La Cour de cassation a rejeté la demande du vendeur. En effet, ce dernier ne s’était pas prévalu de la clause résolutoire dès l’expiration du délai de versement du solde du dépôt de garantie ; la promesse de vente était toujours en vigueur à la date à laquelle l’acquéreur s’était prévalu utilement de la défaillance de la condition suspensive ; en l’absence de toute manifestation de volonté du vendeur de mettre en œuvre la clause avant cette défaillance, celle-ci avait entraîné l’anéantissement du contrat et le vendeur ne pouvait plus se prévaloir de la clause résolutoire.
Le vendeur a été condamné à restituer à l’acquéreur les sommes que celui-ci avait versées au titre dudépôt de garantie. La condition relative à l’obtention du prêt devait être considérée comme non réalisée, aucun manquement de l’acquéreur à son obligation de demander un prêt conforme aux termes de l’acte de vente n’étant établi.
A noter : 1° La clause résolutoire n’interdit pas à son bénéficiaire de demander l'exécution forcée du contrat (Cass. com. 18-6-1979 n° 77-11.295 : Bull. civ. IV n° 201). En conséquence, malgré l’inexécution de l’obligation qu’elle vise, la clause résolutoire n'est acquise que si son bénéficiaire a manifesté son intention de s'en prévaloir, la résolution intervenant à la date de cette manifestation (Cass. com. 3-6-1997 n° 93-21.322 : RJDA 11/97 n° 1314).
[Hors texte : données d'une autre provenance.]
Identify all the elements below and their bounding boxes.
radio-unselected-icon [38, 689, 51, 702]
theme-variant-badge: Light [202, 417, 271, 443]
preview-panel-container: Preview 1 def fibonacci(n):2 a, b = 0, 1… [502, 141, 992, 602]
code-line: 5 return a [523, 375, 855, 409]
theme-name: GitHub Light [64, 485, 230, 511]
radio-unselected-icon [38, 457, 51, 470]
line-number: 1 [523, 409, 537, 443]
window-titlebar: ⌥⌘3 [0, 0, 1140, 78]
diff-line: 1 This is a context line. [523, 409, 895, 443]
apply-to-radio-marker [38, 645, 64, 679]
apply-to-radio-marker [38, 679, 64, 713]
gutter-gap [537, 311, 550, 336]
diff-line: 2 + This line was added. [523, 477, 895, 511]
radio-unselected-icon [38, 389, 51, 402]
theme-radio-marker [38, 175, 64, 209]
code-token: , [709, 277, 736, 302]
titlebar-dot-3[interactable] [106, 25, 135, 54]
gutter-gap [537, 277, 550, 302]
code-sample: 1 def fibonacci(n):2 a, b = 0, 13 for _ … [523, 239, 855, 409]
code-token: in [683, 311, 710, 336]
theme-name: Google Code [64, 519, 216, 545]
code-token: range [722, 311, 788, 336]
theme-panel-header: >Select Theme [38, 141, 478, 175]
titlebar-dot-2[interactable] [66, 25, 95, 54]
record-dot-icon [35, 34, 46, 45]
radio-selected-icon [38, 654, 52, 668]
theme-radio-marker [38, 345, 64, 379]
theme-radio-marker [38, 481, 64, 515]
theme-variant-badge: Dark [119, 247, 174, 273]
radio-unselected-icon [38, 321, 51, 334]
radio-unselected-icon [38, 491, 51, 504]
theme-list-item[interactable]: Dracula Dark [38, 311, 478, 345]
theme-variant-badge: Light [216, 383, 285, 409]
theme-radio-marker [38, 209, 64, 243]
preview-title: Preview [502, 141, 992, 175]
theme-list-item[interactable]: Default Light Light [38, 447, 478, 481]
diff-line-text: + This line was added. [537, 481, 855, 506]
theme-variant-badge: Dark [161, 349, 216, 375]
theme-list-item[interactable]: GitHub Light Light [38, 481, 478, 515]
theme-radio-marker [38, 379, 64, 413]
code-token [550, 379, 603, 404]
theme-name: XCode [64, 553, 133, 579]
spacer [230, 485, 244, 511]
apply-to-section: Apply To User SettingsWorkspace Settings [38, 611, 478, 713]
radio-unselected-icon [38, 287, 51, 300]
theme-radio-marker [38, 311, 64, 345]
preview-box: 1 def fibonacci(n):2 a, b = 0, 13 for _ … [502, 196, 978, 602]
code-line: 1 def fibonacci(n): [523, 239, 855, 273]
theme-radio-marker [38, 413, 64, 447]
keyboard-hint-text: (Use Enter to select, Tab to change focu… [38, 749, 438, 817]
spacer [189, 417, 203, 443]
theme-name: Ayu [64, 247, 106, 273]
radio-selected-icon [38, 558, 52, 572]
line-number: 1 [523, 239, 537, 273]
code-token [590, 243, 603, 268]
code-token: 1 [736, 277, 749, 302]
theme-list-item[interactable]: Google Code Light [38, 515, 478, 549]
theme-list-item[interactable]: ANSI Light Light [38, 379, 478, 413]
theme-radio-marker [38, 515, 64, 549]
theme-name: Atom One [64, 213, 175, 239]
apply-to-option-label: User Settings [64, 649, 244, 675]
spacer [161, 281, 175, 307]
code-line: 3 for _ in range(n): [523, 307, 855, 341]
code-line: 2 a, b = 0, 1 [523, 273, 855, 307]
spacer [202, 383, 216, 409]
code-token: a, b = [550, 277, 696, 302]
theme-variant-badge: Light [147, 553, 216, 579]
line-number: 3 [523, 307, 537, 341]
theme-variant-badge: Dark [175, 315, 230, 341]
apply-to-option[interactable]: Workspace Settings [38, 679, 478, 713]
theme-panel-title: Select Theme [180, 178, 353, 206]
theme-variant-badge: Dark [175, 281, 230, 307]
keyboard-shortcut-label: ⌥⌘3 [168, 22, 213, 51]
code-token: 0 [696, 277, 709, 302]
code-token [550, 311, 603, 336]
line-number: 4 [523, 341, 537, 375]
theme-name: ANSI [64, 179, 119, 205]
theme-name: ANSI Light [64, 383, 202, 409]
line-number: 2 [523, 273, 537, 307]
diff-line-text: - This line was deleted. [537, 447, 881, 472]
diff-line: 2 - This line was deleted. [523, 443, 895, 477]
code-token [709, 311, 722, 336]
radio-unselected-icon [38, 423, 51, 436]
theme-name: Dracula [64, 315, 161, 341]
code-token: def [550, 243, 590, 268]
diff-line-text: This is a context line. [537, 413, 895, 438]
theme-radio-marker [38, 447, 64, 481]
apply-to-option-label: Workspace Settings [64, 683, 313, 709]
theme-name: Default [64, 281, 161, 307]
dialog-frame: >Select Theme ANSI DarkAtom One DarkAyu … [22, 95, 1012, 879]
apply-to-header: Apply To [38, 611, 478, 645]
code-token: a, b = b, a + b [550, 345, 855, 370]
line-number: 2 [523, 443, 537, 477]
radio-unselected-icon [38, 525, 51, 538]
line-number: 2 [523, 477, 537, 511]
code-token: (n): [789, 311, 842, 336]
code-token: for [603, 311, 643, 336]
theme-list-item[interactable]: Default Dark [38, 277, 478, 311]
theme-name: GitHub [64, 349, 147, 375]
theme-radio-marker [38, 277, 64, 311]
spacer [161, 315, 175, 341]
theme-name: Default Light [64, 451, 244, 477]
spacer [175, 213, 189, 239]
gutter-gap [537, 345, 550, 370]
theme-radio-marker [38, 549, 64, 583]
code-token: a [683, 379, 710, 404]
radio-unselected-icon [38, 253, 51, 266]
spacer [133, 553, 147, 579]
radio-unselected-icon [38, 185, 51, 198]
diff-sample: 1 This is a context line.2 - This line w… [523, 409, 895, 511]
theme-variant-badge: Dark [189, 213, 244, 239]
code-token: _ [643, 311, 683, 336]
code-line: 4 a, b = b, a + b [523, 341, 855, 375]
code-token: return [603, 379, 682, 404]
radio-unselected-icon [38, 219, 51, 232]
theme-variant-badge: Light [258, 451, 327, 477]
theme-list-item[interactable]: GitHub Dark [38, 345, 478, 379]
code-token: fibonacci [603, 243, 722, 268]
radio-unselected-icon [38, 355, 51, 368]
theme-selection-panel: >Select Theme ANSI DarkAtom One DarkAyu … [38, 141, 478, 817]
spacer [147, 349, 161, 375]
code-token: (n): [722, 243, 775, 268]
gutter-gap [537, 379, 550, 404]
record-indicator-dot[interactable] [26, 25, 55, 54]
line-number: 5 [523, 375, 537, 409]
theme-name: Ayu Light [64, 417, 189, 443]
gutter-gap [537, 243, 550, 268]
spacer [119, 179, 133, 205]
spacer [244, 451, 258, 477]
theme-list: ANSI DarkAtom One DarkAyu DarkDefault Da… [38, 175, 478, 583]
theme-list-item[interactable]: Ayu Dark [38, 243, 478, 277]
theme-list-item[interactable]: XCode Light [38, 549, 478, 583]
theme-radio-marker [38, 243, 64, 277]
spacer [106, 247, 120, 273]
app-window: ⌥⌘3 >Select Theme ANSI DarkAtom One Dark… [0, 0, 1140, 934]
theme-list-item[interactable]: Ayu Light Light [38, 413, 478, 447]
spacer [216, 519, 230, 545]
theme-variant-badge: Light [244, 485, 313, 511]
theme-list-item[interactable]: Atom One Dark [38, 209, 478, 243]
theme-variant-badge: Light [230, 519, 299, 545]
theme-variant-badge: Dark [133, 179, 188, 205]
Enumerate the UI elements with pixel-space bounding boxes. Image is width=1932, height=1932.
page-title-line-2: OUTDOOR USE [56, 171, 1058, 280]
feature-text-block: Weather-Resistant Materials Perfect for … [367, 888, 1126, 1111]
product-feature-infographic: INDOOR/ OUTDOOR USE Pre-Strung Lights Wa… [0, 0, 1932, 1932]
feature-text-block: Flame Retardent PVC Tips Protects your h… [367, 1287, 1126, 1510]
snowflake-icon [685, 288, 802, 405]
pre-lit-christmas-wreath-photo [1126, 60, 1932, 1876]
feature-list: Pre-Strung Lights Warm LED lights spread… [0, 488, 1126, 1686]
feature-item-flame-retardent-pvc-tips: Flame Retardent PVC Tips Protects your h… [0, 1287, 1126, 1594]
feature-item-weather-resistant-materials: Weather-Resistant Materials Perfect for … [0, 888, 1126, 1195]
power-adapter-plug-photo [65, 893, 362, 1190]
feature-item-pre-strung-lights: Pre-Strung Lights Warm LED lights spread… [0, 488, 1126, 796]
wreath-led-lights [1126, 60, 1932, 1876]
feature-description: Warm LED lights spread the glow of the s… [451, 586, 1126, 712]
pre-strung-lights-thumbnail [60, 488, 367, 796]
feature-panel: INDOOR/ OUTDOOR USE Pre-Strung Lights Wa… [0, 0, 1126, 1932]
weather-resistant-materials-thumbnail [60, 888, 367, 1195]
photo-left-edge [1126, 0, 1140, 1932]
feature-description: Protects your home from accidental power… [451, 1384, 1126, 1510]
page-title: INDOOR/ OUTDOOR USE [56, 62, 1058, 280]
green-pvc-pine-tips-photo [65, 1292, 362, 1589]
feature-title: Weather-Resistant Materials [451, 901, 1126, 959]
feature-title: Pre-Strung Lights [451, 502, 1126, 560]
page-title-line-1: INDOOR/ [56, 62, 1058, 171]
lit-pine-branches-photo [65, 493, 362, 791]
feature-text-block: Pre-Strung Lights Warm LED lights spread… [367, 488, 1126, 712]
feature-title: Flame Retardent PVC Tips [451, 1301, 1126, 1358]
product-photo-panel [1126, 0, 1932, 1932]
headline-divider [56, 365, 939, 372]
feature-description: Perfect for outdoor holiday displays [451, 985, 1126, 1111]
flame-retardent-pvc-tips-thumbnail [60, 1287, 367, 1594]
En l’espèce, le vendeur n’ayant pas invoqué l’acquisition de la clause résolutoire après l’expiration du délai de quinze jours accordé à l’acquéreur pour verser le solde du dépôt de garantie, la vente n’était pas résolue. Par suite, contrairement à ce que soutenait le vendeur, la question de savoir si son inaction valait renonciation ou pas à la clause résolutoire ne se posait pas.
Stipuler la résolution de plein droit présente un avantage : dans un tel cas, le juge saisi ne peut que constater la résolution même si le manquement invoqué est minime ; si, à l'inverse, la clause prévoit qu'une partie peut demander la résolution, le juge apprécie si le manquement invoqué la justifie.
2° La condition est réputée réalisée lorsque le débiteur de l'obligation sous cette condition (ici l’acquéreur) en a empêché l'accomplissement (C. civ. art. 1178). Mais cette règle ne joue que si le créancier de l’obligation (ici le vendeur) prouve que l’absence de réalisation de la condition est exclusivement imputable au débiteur (Cass. 3e civ. 24-3-2004 n° 02-15.689: RJDA 7/04 n° 795), par exemple parce que celui-ci a présenté à la banque une demande de prêt non conforme aux prévisions de l’acte de vente (Cass. 3e civ. 16-1-2013 n° 11-26.557 et Cass. 3e civ. 12-2-2013 n° 12-13.760 : RJDA 5/13 n° 393).
La défaillance de la condition suspensive entraîne la caducité de la vente (Cass. 3e civ. 10-9-2013 n° 12-22.163 : RJDA 2/14 n° 78) et l’obligation pour le vendeur de restituer à l’acquéreur les sommes versées en garantie (cf. Cass. com. 7-10-2008 n° 07-14.607 : RJDA 2/09 n° 85).